Porträt 30. Mai 2018, von Rita Gianelli

Der beste Entscheid ihres Lebens

Gesellschaft

Die Arbeit mit dem Tod hat Corina Dietschs Blick auf das Leben verändert. Ausgleich findet die Tatortreinigerin bei ihrem Pferd.

Geruna bläht die Nüstern. Auf der Pferdekoppel in Alvaschein im Albulatal fühlt sich die Haflingerstute inmitten von Araber-, Freiberger- und Appaloosa-Pferden wohl. «Geruna war der beste Entscheid meines Lebens», sagt ihre Besitzerin Corina Dietsch und legt ihrem Pferd das Halfter an. Gemächlich bahnen sie sich einen Weg durch die Herde. Auf dem Vorplatz kaut das Pferd Rüben, während Dietsch Bürste, Kamm und Striegel holt. Fast zeitgleich mit dem Pferdekauf gründete Dietsch vor zwei Jahren ihre eigene Firma: «Tatortreinigung Dietsch». Keine dreissig Jahre alt war die ausgebildete Polizistin, als ihr während eines Einsatzes auffiel, dass das Bestattungsinstitut den Tatort reinigte, obwohl dies nicht seine Aufgabe war. Sie erhielt damals die Begründung: «Sonst macht es niemand.»

Der Tod hinterlässt Chaos

Tatsächlich gibt es in der Schweiz nur wenige Tatortreiniger, in Graubünden ist sie die einzige. «Plötzlich ging alles ganz schnell», sagt Corina Dietsch, die sich bei der Polizei schon länger zu wenig gefordert fühlte. Nach einem «Crash-Kurs» in einem Betrieb in Basel kündigte sie und machte sich selbstständig. Regionalzeitungen berichteten ausführlich über die erste Tatortreinigerin im Kanton, sie war auf Podien und im Radio. Dietsch spricht offen von ihrer Arbeit, bei der man sich die Frau mit den kornblumenblauen Augen und den gepflegten Nägeln gar nicht so recht vorstellen mag. Gerufen wird Dietsch bei Unfällen, Gewaltverbrechen, Selbstmord oder – ihr häufigster Fall –, wenn Menschen gestorben sind, ohne dass es jemand bemerkt hat.
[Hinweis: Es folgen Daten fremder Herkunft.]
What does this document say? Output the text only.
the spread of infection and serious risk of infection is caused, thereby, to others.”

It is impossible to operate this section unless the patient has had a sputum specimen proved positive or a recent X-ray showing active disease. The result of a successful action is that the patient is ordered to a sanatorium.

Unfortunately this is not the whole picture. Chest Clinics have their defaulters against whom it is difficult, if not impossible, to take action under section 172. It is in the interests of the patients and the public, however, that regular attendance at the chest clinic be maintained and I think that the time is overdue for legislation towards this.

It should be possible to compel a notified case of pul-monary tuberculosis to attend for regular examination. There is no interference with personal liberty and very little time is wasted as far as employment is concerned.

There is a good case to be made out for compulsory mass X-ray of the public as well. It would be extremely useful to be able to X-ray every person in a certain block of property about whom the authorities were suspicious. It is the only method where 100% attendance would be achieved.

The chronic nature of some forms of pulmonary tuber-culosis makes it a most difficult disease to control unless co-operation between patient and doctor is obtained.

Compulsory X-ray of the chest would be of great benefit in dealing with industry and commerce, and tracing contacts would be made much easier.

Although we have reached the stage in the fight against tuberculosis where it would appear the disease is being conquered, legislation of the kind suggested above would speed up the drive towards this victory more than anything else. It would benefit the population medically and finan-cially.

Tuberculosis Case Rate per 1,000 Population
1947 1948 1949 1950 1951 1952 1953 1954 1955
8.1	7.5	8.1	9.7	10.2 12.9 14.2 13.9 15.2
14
Zur Ausstattung einer Tatortreinigerin gehören Gasmaske, Desinfektionsmittel, Handschuhe, Kehrichtsäcke. Dietsch trifft ein, wenn die Leiche bereits fortgebracht ist. Sie entfernt Blutlachen, entsorgt «organisches Material» wie Haare, Hautreste, manchmal auch Organteile und vernichtet Ungeziefer, «das sich erstaunlich schnell verbreitet». Manchmal sitzt der Todesgeruch so stark in den Wänden, Möbeln und Kleidern, dass sie ganze Wohnungen räumen muss, dann mit Hilfskräften. «Doch manchmal zeigt der Tod unerwartet ein anderes Gesicht», sagt Corina Dietsch, während sie Gerunas Flanke bürstet. Wenn in einer verwahrlosten Wohnung im Chaos plötzlich Ordnung auftaucht: sauber abgelegte Unterlagen in einer Schublade.

Ohne Angst vor dem Tod

«Die meisten Menschen sind überfordert, wenn sie mit dem Tod konfrontiert sind», sagt Dietsch. Da sei es von Vorteil, dass sie bei der Po­lizei war. «Die Leute vertrauen mir und überlassen mir ohne Zögern die Wohnungsschlüssel.» Immer erfährt sie grosse Dankbarkeit. «Jemand hat mir sogar mal einen Scarnuz Grischun geschenkt.» Einen Korb mit Bündner Spezialitäten. Corina Dietsch macht ihre Arbeit gern. Obwohl sie damit nicht genug verdient und darum nebenbei als Hauswartin jobbt. Materielles sage ihr nicht mehr viel. Trotz der Heftigkeit und Unvorhersehbarkeit, durch die der Tod bisweilen in Erscheinung tritt, hat ihr ihre Arbeit die Angst vor dem Sterben genommen. Eine neue Gewissheit sei an deren Stelle getreten. «Der Zeitpunkt, wann ein Leben endet, ist jedem vorbestimmt. Wir müssen nicht hadern.» Corina Dietsch gibt Geruna einen Klaps, worauf das Haflingerpferd zufrieden zu seiner Herde zurücktrottet.

Corina Dietsch, 31

Nach der Sekundarschule in Zizers lernte Corina Dietsch Verkäuferin in einem Grosshandelsunternehmen. Sie jobbte im Gastgewerbe, im Sicherheitsdienst und als Gärtnerin, bevor sie die Polizeischule Amriswil besuchte. Ihre Firma gründete sie 2016. Sie lebt in Tiefencastel im Albulatal.